De hoofdlezing hield dr. Prosman, over ”Profetisch staan in 2013”. De emeritus uit Nijkerk begon met een anekdote. Een wandelaar komt drie metselaars tegen. Op de vraag wat hij doet, antwoordt de eerste: Ik verdien mijn brood. De tweede antwoordt: Ik metsel een mooie muur. De derde antwoordt: Ik bouw een kathedraal. In dit verhaal ziet dr. Prosman een beeld van hoe mensen tegen het ambt en het christen-zijn kunnen aankijken. „Je kunt het heel klein maken en als iets onbelangrijks voorstellen. Je kunt het ook zien in perspectief.”
De predikant wees erop dat „we leven in een cultuur van onttovering”, en dat daardoor ook de kijk op het ambt is veranderd. „Ambtsdragers zijn geworden als metselaars die zeggen: Wij leggen stenen, meer niet. Dat is best tragisch.”
In de samenleving heerst veel onzekerheid, constateerde dr. Prosman. Die ziet hij ook in de kerk. „Er is een gevoel van leegte, van vervaging van godsbesef. Wat is de remedie? Kan die iets anders zijn dan een intense studie van de Bijbel?” Hij stelde dat de prediking de laatste decennia „meer gemeentegericht dan brongericht” is geweest. „Predikanten zijn te veel bezig met de vraag: komt de preek wel over? Vaak is de prediker te snel klaar met de uitleg. Het gaat erom net zo lang met de Bijbel bezig te zijn totdat de tekst zijn geheim prijsgeeft.”
Ook als de kerken niet leger zouden worden, zou er volgens dr. Prosman een „dieper liggend” probleem zijn in de cultuur. „De samenleving als geheel keert zich definitief af van het christelijk geloof.

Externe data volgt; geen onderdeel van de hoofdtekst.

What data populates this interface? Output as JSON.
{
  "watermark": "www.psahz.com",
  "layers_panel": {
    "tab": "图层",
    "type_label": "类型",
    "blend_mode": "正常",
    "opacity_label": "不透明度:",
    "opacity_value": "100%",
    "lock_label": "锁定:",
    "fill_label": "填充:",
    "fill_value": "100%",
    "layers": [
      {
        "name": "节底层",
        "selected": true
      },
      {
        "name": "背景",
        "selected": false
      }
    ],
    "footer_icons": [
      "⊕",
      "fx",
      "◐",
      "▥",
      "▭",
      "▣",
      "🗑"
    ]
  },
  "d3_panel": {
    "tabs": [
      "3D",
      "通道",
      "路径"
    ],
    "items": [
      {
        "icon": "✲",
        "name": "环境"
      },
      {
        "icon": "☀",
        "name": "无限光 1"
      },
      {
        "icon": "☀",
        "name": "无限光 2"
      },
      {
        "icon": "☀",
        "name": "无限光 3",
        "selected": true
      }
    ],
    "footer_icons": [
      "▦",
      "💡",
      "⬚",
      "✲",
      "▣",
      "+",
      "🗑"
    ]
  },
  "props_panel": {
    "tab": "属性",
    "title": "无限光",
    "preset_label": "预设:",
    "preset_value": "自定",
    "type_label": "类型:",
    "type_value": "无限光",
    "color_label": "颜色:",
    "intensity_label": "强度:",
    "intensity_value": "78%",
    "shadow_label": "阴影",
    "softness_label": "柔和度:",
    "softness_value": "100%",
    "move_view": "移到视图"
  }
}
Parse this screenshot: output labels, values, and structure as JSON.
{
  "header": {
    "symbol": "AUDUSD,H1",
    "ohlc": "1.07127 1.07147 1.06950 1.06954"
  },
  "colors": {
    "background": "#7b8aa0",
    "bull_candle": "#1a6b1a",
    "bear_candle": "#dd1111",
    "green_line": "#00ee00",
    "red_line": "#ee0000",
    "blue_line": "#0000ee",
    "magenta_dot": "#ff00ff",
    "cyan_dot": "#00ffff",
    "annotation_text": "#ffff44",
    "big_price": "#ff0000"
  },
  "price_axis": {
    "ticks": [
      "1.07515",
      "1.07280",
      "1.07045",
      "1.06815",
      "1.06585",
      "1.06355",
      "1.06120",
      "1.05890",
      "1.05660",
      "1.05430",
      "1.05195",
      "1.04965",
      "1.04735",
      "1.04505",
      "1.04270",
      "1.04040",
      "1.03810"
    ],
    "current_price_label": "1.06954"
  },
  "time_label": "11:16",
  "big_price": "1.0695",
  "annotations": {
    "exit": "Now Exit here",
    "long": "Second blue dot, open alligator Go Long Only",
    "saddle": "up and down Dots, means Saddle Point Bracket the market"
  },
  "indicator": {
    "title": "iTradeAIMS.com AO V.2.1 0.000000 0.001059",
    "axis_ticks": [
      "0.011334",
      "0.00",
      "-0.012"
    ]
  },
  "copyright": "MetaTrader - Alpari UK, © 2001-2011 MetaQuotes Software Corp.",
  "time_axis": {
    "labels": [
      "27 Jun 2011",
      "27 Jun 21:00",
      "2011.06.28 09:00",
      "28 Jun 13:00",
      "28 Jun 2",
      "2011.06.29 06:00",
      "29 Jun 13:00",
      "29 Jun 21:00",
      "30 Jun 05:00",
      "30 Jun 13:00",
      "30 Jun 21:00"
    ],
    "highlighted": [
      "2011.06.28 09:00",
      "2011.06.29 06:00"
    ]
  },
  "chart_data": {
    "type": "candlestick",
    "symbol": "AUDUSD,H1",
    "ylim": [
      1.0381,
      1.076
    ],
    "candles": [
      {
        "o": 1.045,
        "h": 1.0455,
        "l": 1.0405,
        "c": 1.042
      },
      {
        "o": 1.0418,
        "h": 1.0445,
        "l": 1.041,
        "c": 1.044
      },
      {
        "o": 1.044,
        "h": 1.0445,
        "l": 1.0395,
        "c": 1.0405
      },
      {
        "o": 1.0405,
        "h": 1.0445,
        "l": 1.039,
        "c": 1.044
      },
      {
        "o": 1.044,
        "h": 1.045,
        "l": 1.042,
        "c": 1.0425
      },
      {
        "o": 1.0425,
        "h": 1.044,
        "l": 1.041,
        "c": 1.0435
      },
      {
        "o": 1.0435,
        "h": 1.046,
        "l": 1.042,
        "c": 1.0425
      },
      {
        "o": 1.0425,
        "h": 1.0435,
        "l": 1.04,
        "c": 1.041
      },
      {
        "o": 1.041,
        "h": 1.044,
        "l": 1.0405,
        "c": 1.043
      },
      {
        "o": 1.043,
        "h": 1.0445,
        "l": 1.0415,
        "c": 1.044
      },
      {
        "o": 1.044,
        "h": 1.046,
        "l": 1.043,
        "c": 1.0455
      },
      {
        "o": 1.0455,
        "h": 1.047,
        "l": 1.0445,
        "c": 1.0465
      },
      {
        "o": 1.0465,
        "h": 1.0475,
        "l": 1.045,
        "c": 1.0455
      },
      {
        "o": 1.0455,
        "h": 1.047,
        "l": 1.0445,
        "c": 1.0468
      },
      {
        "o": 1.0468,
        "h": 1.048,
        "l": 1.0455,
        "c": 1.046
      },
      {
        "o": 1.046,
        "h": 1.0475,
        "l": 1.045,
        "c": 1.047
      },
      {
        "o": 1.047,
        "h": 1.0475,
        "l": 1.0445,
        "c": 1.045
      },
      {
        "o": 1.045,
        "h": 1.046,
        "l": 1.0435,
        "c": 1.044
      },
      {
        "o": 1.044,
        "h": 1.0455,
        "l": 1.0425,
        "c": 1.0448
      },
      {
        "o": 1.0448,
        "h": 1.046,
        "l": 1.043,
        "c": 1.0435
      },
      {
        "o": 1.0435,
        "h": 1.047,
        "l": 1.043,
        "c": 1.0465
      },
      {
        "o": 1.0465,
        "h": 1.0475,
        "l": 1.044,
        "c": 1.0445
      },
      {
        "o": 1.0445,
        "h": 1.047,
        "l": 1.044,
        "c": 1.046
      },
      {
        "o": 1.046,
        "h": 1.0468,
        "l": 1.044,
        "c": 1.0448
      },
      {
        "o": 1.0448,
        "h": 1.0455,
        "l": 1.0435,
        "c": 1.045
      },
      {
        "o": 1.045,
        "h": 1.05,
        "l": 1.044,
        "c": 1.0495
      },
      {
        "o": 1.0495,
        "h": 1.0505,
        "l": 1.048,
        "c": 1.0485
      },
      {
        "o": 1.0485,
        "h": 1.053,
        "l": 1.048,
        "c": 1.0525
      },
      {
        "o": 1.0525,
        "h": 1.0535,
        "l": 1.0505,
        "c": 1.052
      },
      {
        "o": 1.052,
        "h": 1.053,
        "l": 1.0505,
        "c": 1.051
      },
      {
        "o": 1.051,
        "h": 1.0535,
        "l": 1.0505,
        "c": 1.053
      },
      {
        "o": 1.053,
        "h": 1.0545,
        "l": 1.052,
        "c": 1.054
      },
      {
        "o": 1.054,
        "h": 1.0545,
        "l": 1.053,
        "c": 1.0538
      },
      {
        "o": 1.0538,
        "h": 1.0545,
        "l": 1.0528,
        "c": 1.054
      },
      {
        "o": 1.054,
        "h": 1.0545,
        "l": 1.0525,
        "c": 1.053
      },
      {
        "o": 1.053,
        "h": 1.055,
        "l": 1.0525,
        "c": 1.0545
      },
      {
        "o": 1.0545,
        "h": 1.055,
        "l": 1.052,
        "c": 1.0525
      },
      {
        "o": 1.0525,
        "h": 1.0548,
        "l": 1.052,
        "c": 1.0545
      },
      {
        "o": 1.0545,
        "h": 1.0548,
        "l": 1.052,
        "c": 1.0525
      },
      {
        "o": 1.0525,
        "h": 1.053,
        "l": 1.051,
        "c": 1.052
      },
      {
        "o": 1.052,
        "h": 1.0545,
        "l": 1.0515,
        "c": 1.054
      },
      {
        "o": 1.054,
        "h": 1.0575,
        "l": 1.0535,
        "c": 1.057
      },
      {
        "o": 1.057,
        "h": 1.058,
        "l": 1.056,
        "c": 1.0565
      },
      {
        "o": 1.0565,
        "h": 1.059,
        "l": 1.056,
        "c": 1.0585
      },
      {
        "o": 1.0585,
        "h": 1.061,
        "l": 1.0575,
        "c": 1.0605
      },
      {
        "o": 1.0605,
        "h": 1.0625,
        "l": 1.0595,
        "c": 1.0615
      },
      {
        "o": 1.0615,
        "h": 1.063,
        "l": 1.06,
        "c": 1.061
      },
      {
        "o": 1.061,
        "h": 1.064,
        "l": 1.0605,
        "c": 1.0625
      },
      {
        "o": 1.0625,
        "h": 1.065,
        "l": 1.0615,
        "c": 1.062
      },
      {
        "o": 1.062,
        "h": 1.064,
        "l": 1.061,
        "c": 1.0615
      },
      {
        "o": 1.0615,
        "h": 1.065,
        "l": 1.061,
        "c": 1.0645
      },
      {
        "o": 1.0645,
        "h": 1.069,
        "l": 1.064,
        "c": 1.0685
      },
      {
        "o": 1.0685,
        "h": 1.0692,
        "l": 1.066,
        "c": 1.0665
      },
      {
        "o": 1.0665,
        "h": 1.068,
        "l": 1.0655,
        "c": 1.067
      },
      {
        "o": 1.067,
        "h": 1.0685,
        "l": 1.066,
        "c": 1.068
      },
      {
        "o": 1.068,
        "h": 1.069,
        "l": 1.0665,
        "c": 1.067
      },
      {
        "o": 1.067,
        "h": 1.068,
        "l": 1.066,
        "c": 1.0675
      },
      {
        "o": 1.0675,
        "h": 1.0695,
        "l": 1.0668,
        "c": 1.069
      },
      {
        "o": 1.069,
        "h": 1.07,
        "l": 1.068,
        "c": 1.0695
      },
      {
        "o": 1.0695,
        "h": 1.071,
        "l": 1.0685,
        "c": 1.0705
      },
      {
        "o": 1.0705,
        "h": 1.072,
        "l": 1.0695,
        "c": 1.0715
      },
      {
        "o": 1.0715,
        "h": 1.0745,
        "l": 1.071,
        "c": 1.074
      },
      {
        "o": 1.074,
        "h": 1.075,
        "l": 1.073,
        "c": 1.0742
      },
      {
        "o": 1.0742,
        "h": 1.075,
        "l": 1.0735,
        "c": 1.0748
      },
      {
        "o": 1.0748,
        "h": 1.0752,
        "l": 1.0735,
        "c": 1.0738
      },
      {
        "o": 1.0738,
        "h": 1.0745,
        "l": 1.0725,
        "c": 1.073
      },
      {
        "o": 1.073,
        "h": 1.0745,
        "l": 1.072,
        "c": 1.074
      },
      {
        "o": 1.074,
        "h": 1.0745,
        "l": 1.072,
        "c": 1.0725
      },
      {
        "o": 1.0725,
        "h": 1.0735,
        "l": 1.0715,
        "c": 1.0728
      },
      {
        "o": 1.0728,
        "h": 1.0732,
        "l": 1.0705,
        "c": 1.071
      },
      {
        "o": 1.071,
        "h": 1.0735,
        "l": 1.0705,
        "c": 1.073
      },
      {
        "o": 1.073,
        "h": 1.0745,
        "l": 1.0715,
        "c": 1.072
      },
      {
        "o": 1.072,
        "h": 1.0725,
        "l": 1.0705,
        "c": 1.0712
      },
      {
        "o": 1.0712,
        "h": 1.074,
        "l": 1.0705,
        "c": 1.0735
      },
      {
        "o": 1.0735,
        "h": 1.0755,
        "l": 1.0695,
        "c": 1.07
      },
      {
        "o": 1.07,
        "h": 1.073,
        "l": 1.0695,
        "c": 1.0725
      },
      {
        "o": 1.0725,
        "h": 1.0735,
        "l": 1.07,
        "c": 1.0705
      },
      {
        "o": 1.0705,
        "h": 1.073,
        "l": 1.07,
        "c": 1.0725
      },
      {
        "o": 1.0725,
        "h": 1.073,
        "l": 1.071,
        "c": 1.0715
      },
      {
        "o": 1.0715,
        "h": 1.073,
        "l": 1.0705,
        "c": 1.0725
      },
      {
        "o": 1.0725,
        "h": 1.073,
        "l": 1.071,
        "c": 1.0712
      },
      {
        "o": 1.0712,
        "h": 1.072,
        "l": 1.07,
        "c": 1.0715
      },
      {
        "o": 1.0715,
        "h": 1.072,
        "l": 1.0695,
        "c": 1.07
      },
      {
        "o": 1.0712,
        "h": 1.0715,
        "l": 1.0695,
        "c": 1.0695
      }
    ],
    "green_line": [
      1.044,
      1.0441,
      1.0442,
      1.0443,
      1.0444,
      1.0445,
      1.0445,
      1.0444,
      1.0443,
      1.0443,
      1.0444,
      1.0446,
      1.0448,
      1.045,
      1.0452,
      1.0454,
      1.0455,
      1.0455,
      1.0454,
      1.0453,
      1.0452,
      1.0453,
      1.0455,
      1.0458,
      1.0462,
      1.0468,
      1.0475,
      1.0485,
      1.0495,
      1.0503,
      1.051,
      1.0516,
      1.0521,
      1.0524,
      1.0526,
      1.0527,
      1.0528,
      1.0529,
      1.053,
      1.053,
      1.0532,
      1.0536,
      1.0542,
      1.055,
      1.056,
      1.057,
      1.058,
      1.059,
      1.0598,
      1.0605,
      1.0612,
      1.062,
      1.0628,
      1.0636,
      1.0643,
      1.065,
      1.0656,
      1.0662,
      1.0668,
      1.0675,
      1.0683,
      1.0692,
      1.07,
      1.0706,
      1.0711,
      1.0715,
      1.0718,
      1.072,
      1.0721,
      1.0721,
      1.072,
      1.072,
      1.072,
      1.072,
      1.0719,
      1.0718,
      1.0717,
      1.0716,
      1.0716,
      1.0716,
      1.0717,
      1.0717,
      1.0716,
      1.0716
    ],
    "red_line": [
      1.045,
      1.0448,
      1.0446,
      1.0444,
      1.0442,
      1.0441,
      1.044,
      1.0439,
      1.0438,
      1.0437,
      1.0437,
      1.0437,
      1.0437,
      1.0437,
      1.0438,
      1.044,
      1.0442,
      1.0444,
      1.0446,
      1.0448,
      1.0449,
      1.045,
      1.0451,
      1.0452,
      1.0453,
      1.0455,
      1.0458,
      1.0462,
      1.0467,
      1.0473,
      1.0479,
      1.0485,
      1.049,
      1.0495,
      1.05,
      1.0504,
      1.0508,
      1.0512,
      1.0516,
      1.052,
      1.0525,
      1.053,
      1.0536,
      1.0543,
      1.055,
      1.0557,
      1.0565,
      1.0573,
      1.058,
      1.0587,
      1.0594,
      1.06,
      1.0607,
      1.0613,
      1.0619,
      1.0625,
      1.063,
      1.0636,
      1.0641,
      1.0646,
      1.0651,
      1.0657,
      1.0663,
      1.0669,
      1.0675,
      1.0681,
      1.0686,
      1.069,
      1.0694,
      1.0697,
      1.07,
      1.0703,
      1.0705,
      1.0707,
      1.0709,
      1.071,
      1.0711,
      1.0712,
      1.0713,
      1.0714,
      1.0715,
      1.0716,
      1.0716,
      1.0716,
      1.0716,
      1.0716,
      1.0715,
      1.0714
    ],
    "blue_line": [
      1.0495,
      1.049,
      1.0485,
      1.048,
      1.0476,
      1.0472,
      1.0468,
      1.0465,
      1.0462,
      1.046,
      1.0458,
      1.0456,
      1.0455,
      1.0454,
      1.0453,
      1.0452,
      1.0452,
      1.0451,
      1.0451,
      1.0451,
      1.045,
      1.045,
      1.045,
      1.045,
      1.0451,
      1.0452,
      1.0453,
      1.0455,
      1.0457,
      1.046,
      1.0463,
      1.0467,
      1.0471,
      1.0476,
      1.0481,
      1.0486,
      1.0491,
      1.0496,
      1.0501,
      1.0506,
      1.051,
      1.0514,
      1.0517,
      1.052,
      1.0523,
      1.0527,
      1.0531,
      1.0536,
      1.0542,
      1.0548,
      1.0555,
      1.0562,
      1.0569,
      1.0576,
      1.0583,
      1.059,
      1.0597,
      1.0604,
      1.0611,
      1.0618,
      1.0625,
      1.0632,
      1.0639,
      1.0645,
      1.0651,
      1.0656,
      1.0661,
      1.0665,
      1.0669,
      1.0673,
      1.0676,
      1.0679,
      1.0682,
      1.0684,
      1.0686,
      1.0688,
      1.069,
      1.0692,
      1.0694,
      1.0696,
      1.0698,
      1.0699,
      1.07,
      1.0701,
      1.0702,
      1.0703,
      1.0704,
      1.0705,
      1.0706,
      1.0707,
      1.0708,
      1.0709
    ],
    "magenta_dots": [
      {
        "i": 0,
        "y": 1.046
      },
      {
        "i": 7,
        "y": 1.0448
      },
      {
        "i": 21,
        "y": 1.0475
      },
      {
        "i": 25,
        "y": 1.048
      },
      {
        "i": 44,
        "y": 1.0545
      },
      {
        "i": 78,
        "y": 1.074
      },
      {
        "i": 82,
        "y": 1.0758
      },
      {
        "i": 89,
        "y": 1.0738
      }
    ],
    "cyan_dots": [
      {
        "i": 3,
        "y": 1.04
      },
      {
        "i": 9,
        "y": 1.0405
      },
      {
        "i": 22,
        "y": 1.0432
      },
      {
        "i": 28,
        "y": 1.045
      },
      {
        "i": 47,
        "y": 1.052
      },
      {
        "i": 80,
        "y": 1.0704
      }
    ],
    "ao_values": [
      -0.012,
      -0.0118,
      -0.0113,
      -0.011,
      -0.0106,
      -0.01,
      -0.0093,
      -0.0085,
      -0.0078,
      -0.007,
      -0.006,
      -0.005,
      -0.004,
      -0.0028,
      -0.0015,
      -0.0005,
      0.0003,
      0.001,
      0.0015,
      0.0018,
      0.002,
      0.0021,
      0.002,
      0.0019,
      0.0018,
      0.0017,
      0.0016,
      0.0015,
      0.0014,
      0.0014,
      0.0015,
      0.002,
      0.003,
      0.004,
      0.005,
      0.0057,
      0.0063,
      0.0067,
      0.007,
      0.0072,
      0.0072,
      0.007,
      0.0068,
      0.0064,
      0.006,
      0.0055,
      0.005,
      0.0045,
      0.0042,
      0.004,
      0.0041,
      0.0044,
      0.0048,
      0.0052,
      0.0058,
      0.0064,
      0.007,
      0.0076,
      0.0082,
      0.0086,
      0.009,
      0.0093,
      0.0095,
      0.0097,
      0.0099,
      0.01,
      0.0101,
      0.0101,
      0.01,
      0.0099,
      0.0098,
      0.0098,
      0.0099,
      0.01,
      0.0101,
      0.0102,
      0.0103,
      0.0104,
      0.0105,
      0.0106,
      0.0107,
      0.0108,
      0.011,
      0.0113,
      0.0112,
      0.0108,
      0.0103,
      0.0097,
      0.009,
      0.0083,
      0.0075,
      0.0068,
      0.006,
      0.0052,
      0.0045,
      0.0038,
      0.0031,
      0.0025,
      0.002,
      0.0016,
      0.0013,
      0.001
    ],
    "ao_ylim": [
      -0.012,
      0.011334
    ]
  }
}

Er is wel religie, maar een religie waarin over zonde niet meer wordt gesproken. Dan wordt ook de verzoening overbodig. Religie blijft als een vorm van inspiratie, van zingeving.”
Emeritus predikant ds. C. Blenk uit Lienden reageerde in een coreferaat op dr. Prosman. Hij gaf aan dat hij een „brongerichte” en „gemeentegerichte” prediking niet als een tegenstelling ervaart, maar als twee polen die een noodzakelijke spanning oproepen: „Alleen tussen polen vonkt het.”
Na het hoofdprogramma konden workshops worden bijgewoond. Die gingen onder andere over ”Profetisch (s)preken in de taal van deze tijd” en ”Een passende gestalte van de kerk anno 2013”. De dag werd afgesloten met een forumgesprek onder leiding van drs. P. J. Vergunst, secretaris van de Gereformeerde Bond. Forumleden waren, behalve de hoofdsprekers, ds. L. Wüllschleger en ds. J. Holtslag.